Purpose of review: Multiple myeloma treatment regimens consist of proteasome inhibitors (bortezomib, carfilzomib, and ixazomib), immunomodulatory drugs (thalidomide, lenalidomide, and pomalidomide), and steroids. In this paper, we will review the pathophysiology and associated cardiotoxicities of the different multiple myeloma therapeutic modalities and present methods to mitigate the development of cardiovascular complications.
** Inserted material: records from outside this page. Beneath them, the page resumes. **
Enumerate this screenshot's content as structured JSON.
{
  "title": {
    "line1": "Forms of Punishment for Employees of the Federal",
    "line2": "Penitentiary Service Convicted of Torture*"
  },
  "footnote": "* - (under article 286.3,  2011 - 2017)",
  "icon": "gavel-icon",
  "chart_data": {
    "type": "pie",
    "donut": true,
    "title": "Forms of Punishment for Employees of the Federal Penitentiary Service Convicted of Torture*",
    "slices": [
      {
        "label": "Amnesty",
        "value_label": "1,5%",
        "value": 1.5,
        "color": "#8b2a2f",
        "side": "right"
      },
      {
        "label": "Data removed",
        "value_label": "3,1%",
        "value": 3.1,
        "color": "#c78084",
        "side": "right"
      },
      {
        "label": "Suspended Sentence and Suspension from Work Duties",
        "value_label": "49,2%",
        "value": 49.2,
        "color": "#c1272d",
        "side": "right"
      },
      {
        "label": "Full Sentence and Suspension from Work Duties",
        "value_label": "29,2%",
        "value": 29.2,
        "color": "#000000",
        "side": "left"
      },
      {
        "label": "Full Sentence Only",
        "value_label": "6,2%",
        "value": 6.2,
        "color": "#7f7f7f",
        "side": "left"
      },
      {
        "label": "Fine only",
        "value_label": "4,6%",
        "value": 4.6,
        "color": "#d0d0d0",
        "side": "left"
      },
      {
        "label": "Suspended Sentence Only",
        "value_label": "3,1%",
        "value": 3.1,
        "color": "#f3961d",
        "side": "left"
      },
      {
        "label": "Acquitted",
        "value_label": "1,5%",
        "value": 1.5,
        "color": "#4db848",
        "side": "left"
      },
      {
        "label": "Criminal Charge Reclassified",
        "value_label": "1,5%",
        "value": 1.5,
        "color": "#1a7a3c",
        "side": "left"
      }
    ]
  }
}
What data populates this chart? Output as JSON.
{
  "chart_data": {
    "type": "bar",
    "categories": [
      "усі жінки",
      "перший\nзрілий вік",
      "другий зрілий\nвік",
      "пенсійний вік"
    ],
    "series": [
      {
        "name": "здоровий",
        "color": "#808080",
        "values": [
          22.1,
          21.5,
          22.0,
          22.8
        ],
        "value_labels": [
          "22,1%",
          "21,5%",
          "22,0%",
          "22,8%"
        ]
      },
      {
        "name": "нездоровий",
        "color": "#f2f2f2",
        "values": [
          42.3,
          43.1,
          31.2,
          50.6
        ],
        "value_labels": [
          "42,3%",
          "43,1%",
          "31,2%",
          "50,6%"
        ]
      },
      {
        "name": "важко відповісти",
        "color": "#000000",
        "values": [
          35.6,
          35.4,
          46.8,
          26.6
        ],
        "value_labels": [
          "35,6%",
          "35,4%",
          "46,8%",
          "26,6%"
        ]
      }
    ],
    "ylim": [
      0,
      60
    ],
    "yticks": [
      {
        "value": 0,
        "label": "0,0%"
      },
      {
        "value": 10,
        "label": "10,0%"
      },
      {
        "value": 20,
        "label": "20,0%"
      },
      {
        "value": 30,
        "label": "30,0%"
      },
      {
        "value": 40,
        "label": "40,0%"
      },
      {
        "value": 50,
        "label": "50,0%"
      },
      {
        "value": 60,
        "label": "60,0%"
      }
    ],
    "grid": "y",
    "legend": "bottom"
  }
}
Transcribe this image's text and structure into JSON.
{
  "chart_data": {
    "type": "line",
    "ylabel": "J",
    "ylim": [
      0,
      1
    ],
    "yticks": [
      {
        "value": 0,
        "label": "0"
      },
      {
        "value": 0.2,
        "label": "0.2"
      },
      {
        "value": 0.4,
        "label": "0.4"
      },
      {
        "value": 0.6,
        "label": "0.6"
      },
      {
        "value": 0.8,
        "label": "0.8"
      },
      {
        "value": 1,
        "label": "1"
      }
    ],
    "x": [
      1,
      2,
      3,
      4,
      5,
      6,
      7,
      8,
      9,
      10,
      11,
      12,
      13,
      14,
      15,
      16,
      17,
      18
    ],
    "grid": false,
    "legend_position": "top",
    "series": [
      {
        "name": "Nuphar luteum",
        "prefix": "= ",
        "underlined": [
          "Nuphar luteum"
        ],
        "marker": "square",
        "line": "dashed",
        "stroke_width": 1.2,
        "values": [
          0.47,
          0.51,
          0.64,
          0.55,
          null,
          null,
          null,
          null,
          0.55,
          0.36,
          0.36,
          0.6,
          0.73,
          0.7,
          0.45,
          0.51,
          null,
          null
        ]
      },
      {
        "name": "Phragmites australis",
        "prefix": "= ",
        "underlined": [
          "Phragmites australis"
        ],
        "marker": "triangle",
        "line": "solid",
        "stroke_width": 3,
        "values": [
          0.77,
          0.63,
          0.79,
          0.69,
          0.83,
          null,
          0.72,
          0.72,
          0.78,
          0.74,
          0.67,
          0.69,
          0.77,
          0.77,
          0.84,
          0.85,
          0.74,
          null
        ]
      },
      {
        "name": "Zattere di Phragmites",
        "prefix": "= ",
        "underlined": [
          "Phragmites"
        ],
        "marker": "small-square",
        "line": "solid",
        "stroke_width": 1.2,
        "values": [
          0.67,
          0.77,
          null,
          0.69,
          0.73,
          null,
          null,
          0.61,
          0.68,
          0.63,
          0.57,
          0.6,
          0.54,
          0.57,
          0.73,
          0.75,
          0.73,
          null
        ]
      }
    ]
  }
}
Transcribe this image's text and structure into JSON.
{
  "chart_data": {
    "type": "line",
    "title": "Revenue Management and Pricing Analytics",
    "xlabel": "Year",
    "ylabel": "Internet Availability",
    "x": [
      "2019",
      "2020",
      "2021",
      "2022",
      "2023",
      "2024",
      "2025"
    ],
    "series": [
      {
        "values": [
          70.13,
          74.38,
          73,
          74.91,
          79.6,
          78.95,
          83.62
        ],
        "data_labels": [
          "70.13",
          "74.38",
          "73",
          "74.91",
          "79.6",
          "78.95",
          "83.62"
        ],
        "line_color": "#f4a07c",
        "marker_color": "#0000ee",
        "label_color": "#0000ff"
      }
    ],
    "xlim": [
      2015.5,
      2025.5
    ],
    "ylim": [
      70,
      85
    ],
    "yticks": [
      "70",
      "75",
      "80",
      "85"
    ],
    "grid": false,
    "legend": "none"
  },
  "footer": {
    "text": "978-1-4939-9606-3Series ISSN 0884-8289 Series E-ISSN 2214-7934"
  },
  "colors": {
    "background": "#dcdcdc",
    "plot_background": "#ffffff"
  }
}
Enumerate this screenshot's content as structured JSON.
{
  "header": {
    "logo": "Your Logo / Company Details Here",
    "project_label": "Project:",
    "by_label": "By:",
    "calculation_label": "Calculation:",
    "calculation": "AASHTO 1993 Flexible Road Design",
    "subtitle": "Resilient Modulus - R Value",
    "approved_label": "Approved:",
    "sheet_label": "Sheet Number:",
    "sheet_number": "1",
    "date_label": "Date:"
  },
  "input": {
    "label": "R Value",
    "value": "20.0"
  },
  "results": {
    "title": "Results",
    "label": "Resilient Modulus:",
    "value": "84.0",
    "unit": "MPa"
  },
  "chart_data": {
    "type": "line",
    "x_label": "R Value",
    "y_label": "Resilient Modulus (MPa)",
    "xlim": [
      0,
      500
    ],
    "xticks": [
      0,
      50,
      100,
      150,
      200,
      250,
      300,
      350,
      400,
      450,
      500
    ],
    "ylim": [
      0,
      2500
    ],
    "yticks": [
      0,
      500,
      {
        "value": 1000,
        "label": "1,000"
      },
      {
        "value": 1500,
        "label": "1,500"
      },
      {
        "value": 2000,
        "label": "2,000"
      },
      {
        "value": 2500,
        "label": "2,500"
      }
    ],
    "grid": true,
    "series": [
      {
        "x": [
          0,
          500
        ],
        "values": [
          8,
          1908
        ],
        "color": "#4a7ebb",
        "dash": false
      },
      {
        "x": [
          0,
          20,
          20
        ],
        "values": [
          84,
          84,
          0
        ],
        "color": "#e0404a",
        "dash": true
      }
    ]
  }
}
Recent findings: Although proteasome inhibitors and immunomodulatory drugs have led to significant improvements in oncologic outcomes, there is increasing evidence of serious cardiovascular side effects which may be exacerbated in the setting of underlying cardiovascular risk factors or disease. Cardiotoxicities include cardiomyopathy and heart failure, accelerated hypertension, arrhythmias, and both arterial and venous thromboembolism. Given the frequency of cardiovascular risk factors in multiple myeloma patients as well as the cardiotoxicities associated with the different treatment regimens, it is essential to closely monitor these patients. Collaboration between cardiologists and oncologists is necessary to ensure patients receive optimal cancer treatment while minimizing cardiovascular risk.
Keywords: Bortezomib; Cardio-oncology; Cardiotoxicity; Carfilzomib; Immunomodulatory drugs; Lenalidomide; Multiple myeloma; Proteasome inhibitors; Thalidomide.